C. Prépondérance des inconvénients

[19] Le troisième volet du critère suppose l’appréciation de la prépondérance des inconvénients — consistant à déterminer quelle partie subira le plus grand préjudice selon que l’on accorde ou refuse une injonction interlocutoire en attendant une décision sur le fond (RJR-MacDonald, à la p 342; Metropolitan Stores Ltd, à la p 129). Il a parfois été dit que, « [l]orsque la Cour est convaincue que l’existence d’une question sérieuse et d’un préjudice irréparable a été établie, la prépondérance des inconvénients militera en faveur du demandeur » (Mauricette c Canada (Sécurité publique et Protection civile), 2008 CF 420 (CanLII) au para 48). Toutefois, la Cour doit aussi prendre en compte l’intérêt public pour assurer la bonne administration du système d’immigration.

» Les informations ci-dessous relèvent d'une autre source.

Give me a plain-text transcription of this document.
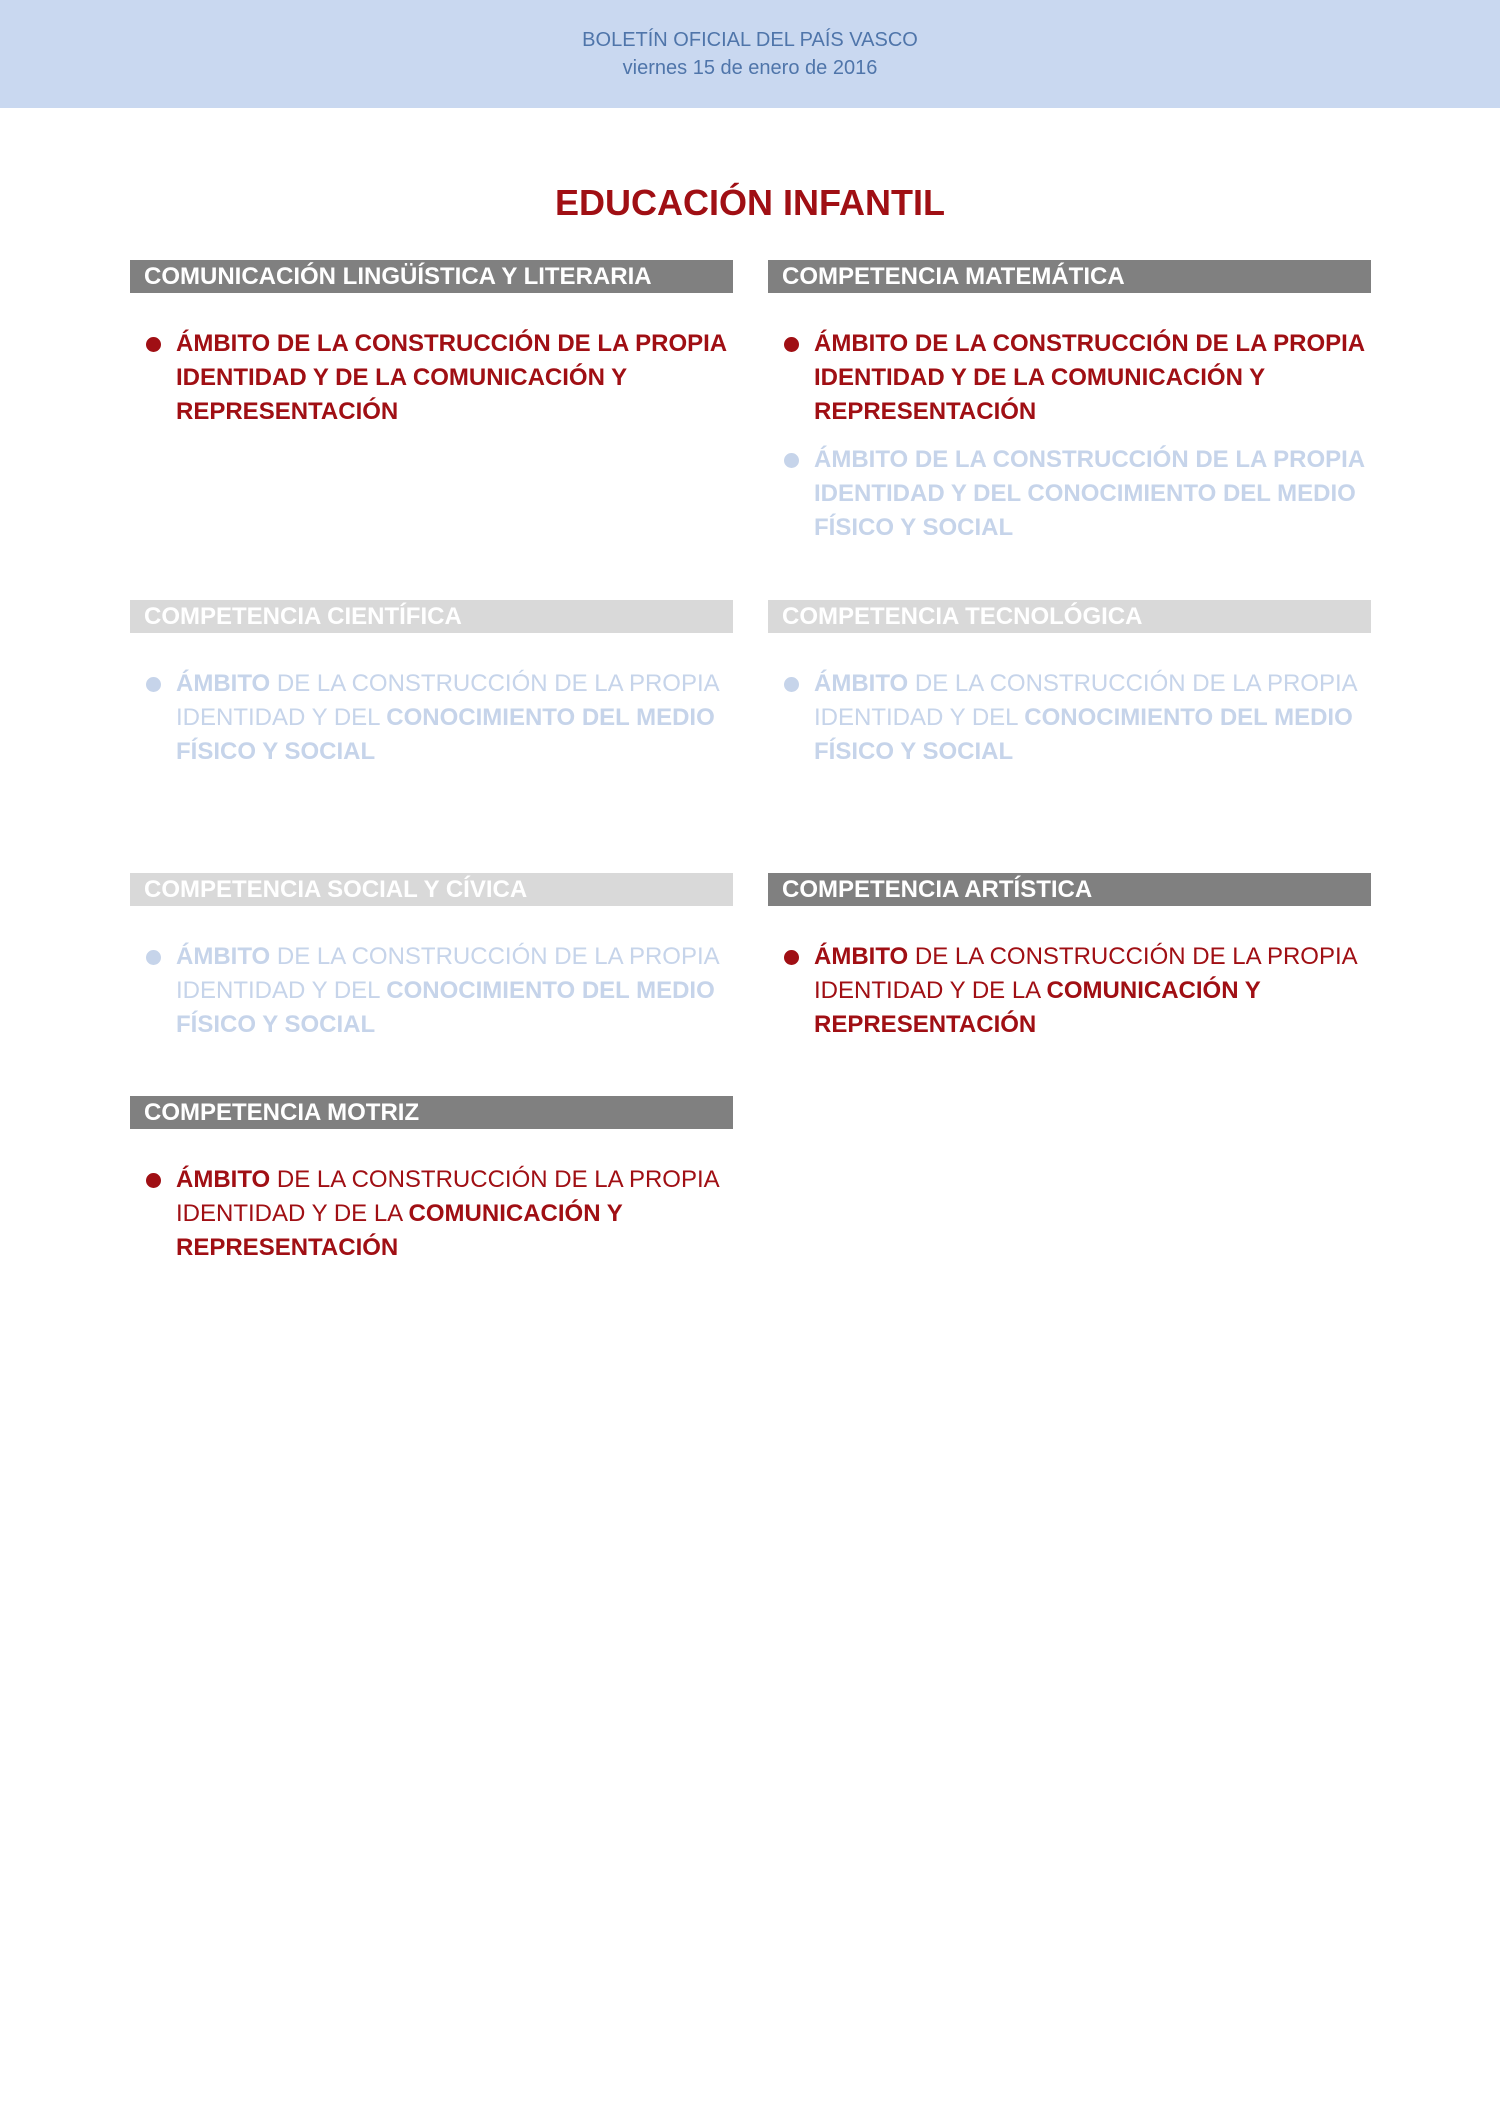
BOLETÍN OFICIAL DEL PAÍS VASCO
viernes 15 de enero de 2016
EDUCACIÓN INFANTIL
COMUNICACIÓN LINGÜÍSTICA Y LITERARIA
ÁMBITO DE LA CONSTRUCCIÓN DE LA PROPIA IDENTIDAD Y DE LA COMUNICACIÓN Y REPRESENTACIÓN
COMPETENCIA MATEMÁTICA
ÁMBITO DE LA CONSTRUCCIÓN DE LA PROPIA IDENTIDAD Y DE LA COMUNICACIÓN Y REPRESENTACIÓN
ÁMBITO DE LA CONSTRUCCIÓN DE LA PROPIA IDENTIDAD Y DEL CONOCIMIENTO DEL MEDIO FÍSICO Y SOCIAL
COMPETENCIA CIENTÍFICA
ÁMBITO DE LA CONSTRUCCIÓN DE LA PROPIA IDENTIDAD Y DEL CONOCIMIENTO DEL MEDIO FÍSICO Y SOCIAL
COMPETENCIA TECNOLÓGICA
ÁMBITO DE LA CONSTRUCCIÓN DE LA PROPIA IDENTIDAD Y DEL CONOCIMIENTO DEL MEDIO FÍSICO Y SOCIAL
COMPETENCIA SOCIAL Y CÍVICA
ÁMBITO DE LA CONSTRUCCIÓN DE LA PROPIA IDENTIDAD Y DEL CONOCIMIENTO DEL MEDIO FÍSICO Y SOCIAL
COMPETENCIA ARTÍSTICA
ÁMBITO DE LA CONSTRUCCIÓN DE LA PROPIA IDENTIDAD Y DE LA COMUNICACIÓN Y REPRESENTACIÓN
COMPETENCIA MOTRIZ
ÁMBITO DE LA CONSTRUCCIÓN DE LA PROPIA IDENTIDAD Y DE LA COMUNICACIÓN Y REPRESENTACIÓN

[20] Le demandeur soutient que la prépondérance des inconvénients milite en sa faveur, puisqu’il a présenté des éléments de preuve convaincants selon lesquels son retour au Chili mettrait sa sécurité et sa vie en danger imminent, et que le rejet de la présente requête le priverait d’une appréciation approfondie et juste de sa situation conformément aux principes internationaux relatifs aux droits de la personne et à la protection des réfugiés. Le demandeur soutient qu’il est dans l’intérêt public de veiller à ce que les personnes vulnérables ne soient pas exposées à des préjudices lorsque leur affaire est pendante devant la Cour.

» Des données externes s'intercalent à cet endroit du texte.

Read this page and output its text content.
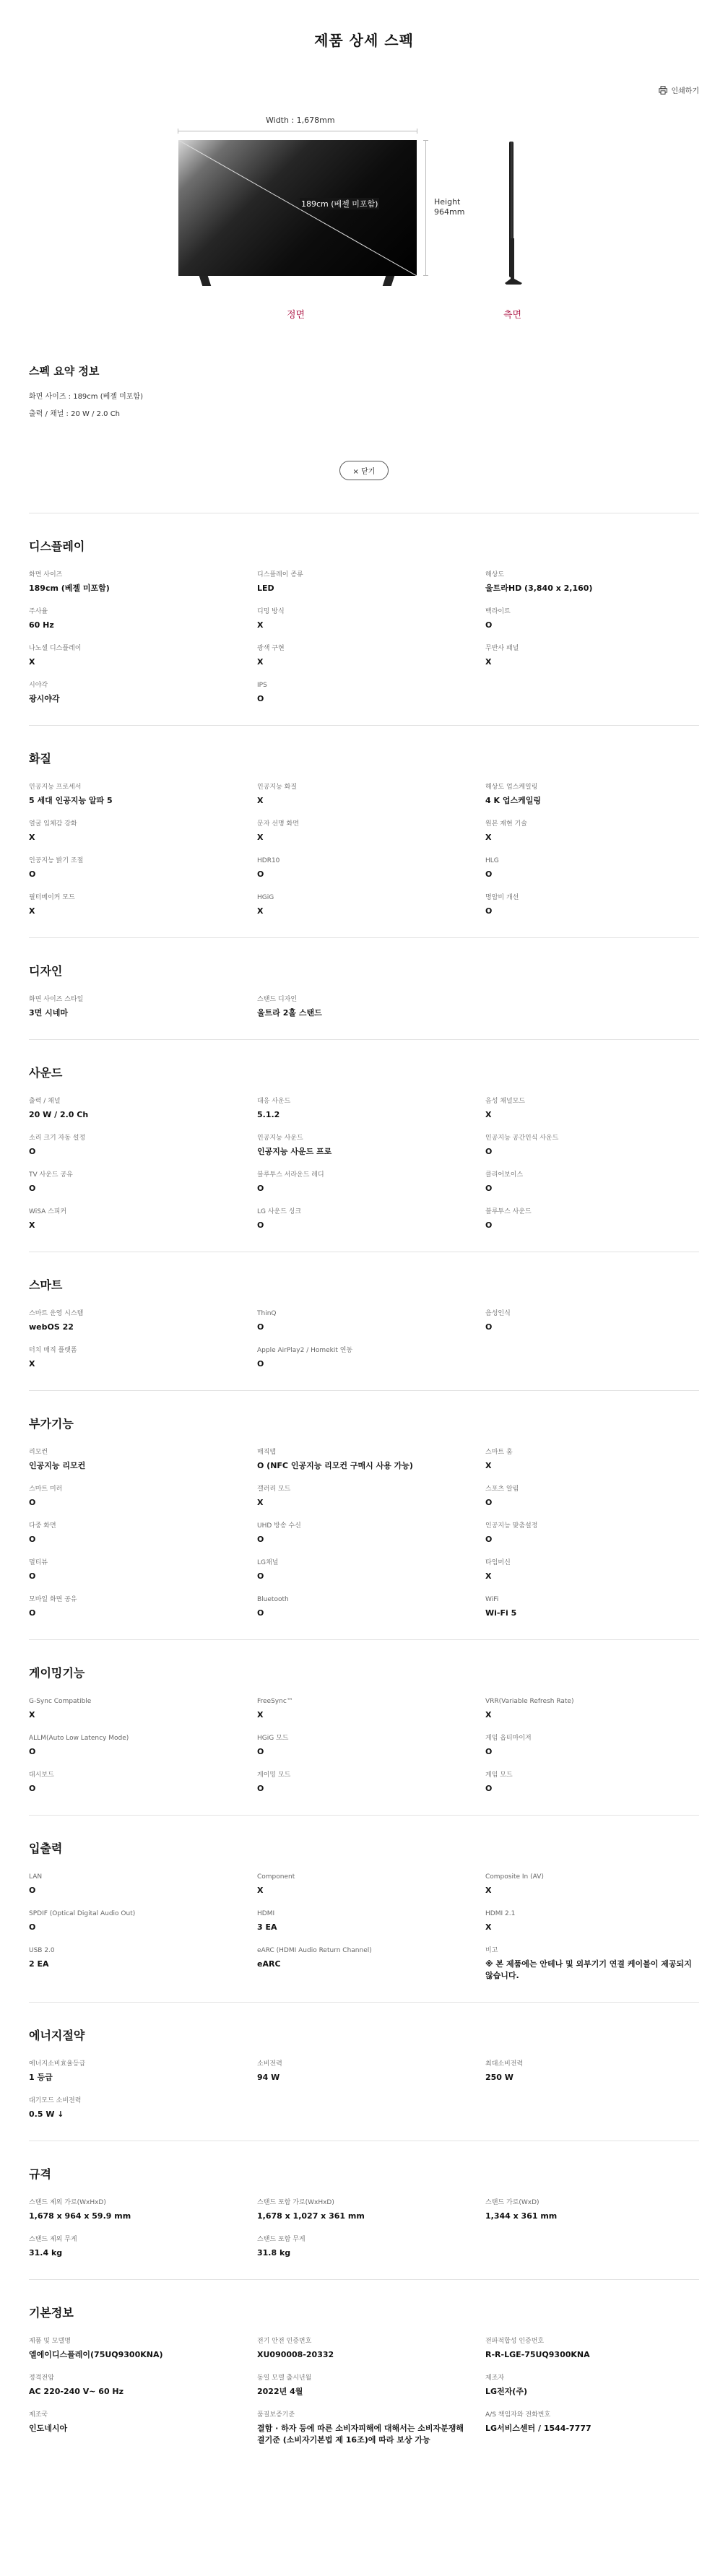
제품 상세 스펙
인쇄하기
Width : 1,678mm
189cm (베젤 미포함)	Height
964mm
정면	측면
스펙 요약 정보
화면 사이즈 : 189cm (베젤 미포함)
출력 / 채널 : 20 W / 2.0 Ch
× 닫기
디스플레이
화면 사이즈
189cm (베젤 미포함)
디스플레이 종류
LED
해상도
울트라HD (3,840 x 2,160)
주사율
60 Hz
디밍 방식
X
백라이트
O
나노셀 디스플레이
X
광색 구현
X
무반사 패널
X
시야각
광시야각
IPS
O
화질
인공지능 프로세서
5 세대 인공지능 알파 5
인공지능 화질
X
해상도 업스케일링
4 K 업스케일링
얼굴 입체감 강화
X
문자 선명 화면
X
원본 재현 기술
X
인공지능 밝기 조절
O
HDR10
O
HLG
O
필터메이커 모드
X
HGiG
X
명암비 개선
O
디자인
화면 사이즈 스타일
3면 시네마
스탠드 디자인
울트라 2홀 스탠드
사운드
출력 / 채널
20 W / 2.0 Ch
대응 사운드
5.1.2
음성 채널모드
X
소리 크기 자동 설정
O
인공지능 사운드
인공지능 사운드 프로
인공지능 공간인식 사운드
O
TV 사운드 공유
O
블루투스 서라운드 레디
O
클리어보이스
O
WiSA 스피커
X
LG 사운드 싱크
O
블루투스 사운드
O
스마트
스마트 운영 시스템
webOS 22
ThinQ
O
음성인식
O
터치 매직 플랫폼
X
Apple AirPlay2 / Homekit 연동
O
부가기능
리모컨
인공지능 리모컨
매직탭
O (NFC 인공지능 리모컨 구매시 사용 가능)
스마트 홈
X
스마트 미러
O
갤러리 모드
X
스포츠 알림
O
다중 화면
O
UHD 방송 수신
O
인공지능 맞춤설정
O
멀티뷰
O
LG채널
O
타임머신
X
모바일 화면 공유
O
Bluetooth
O
WiFi
Wi-Fi 5
게이밍기능
G-Sync Compatible
X
FreeSync™
X
VRR(Variable Refresh Rate)
X
ALLM(Auto Low Latency Mode)
O
HGiG 모드
O
게임 옵티마이저
O
대시보드
O
게이밍 모드
O
게임 모드
O
입출력
LAN
O
Component
X
Composite In (AV)
X
SPDIF (Optical Digital Audio Out)
O
HDMI
3 EA
HDMI 2.1
X
USB 2.0
2 EA
eARC (HDMI Audio Return Channel)
eARC
비고
※ 본 제품에는 안테나 및 외부기기 연결 케이블이 제공되지 않습니다.
에너지절약
에너지소비효율등급
1 등급
소비전력
94 W
최대소비전력
250 W
대기모드 소비전력
0.5 W ↓
규격
스탠드 제외 가로(WxHxD)
1,678 x 964 x 59.9 mm
스탠드 포함 가로(WxHxD)
1,678 x 1,027 x 361 mm
스탠드 가로(WxD)
1,344 x 361 mm
스탠드 제외 무게
31.4 kg
스탠드 포함 무게
31.8 kg
기본정보
제품 및 모델명
엘에이디스플레이(75UQ9300KNA)
전기 안전 인증번호
XU090008-20332
전파적합성 인증번호
R-R-LGE-75UQ9300KNA
정격전압
AC 220-240 V~ 60 Hz
동일 모델 출시년월
2022년 4월
제조자
LG전자(주)
제조국
인도네시아
품질보증기준
결함 · 하자 등에 따른 소비자피해에 대해서는 소비자분쟁해결기준 (소비자기본법 제 16조)에 따라 보상 가능
A/S 책임자와 전화번호
LG서비스센터 / 1544-7777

[21] Les défendeurs soutiennent que la prépondérance des inconvénients milite en faveur du ministre, puisque le demandeur a eu la possibilité de faire valoir devant la SPR et la SAR les risques auxquels il serait exposé s’il retournait au Chili, et que les deux tribunaux ont conclu que la situation au Chili avait changé de telle sorte que, faute d’autres éléments de preuve de la part du demandeur, celui-ci ne serait pas en danger à son retour. Les défendeurs soutiennent que ce facteur et le fait que l’intérêt public milite en faveur de la protection de l’administration du système d’immigration canadien, permettent de conclure que la prépondérance des inconvénients penche en faveur du ministre.

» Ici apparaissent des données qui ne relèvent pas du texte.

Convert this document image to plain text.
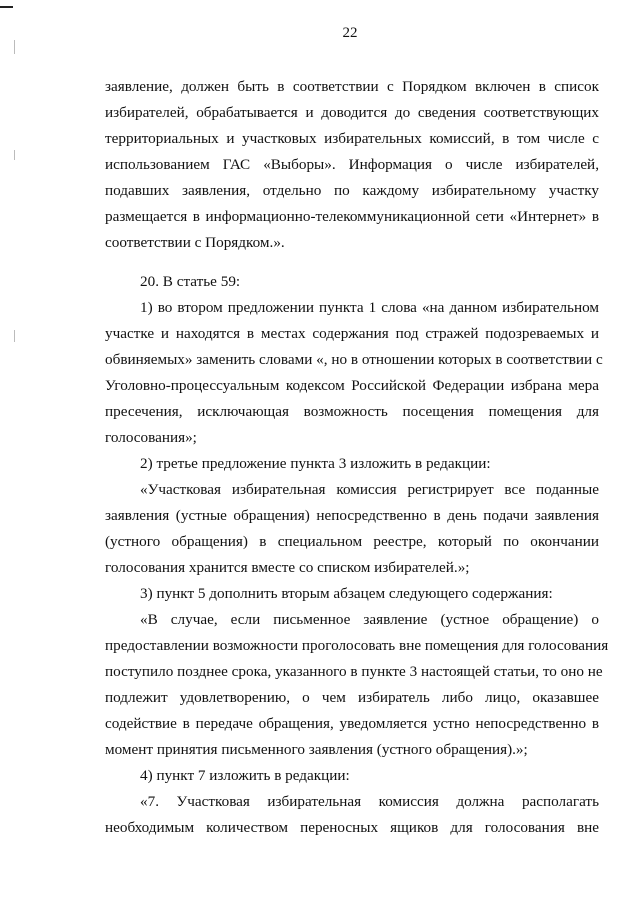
22
заявление, должен быть в соответствии с Порядком включен в список
избирателей, обрабатывается и доводится до сведения соответствующих
территориальных и участковых избирательных комиссий, в том числе с
использованием ГАС «Выборы». Информация о числе избирателей,
подавших заявления, отдельно по каждому избирательному участку
размещается в информационно-телекоммуникационной сети «Интернет» в
соответствии с Порядком.».
20. В статье 59:
1) во втором предложении пункта 1 слова «на данном избирательном
участке и находятся в местах содержания под стражей подозреваемых и
обвиняемых» заменить словами «, но в отношении которых в соответствии с
Уголовно-процессуальным кодексом Российской Федерации избрана мера
пресечения, исключающая возможность посещения помещения для
голосования»;
2) третье предложение пункта 3 изложить в редакции:
«Участковая избирательная комиссия регистрирует все поданные
заявления (устные обращения) непосредственно в день подачи заявления
(устного обращения) в специальном реестре, который по окончании
голосования хранится вместе со списком избирателей.»;
3) пункт 5 дополнить вторым абзацем следующего содержания:
«В случае, если письменное заявление (устное обращение) о
предоставлении возможности проголосовать вне помещения для голосования
поступило позднее срока, указанного в пункте 3 настоящей статьи, то оно не
подлежит удовлетворению, о чем избиратель либо лицо, оказавшее
содействие в передаче обращения, уведомляется устно непосредственно в
момент принятия письменного заявления (устного обращения).»;
4) пункт 7 изложить в редакции:
«7. Участковая избирательная комиссия должна располагать
необходимым количеством переносных ящиков для голосования вне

[22] L’omission d’établir l’existence d’une question sérieuse et un préjudice irréparable est déterminante eu égard à la présente requête. Il n’y a toutefois pas d’élément de preuve étayant les observations formulées par le demandeur selon lesquelles celui-ci n’a pas bénéficié d’un examen approfondi et juste de sa situation qui justifierait qu’il soit sursis à son renvoi, d’autant plus qu’il n’a pas démontré en l’espèce qu’il subirait un préjudice irréparable s’il retournait au Chili. J’estime que la bonne administration du système d’immigration canadien par l’exécution de cette mesure de renvoi dès que possible (Loi sur l’immigration et la protection des réfugiés, LC 2001, c 27, par 48(2)) fait pencher la prépondérance des inconvénients en faveur du ministre.

[23] En définitive, le demandeur n’a pas satisfait au critère à trois volets à remplir pour l’obtention d’un sursis au renvoi. Par conséquent, la présente requête est rejetée.


ORDONNANCE dans le dossier IMM-11420-23

LA COUR REND L’ORDONNANCE qui suit :

  1. La requête du demandeur en sursis au renvoi est rejetée.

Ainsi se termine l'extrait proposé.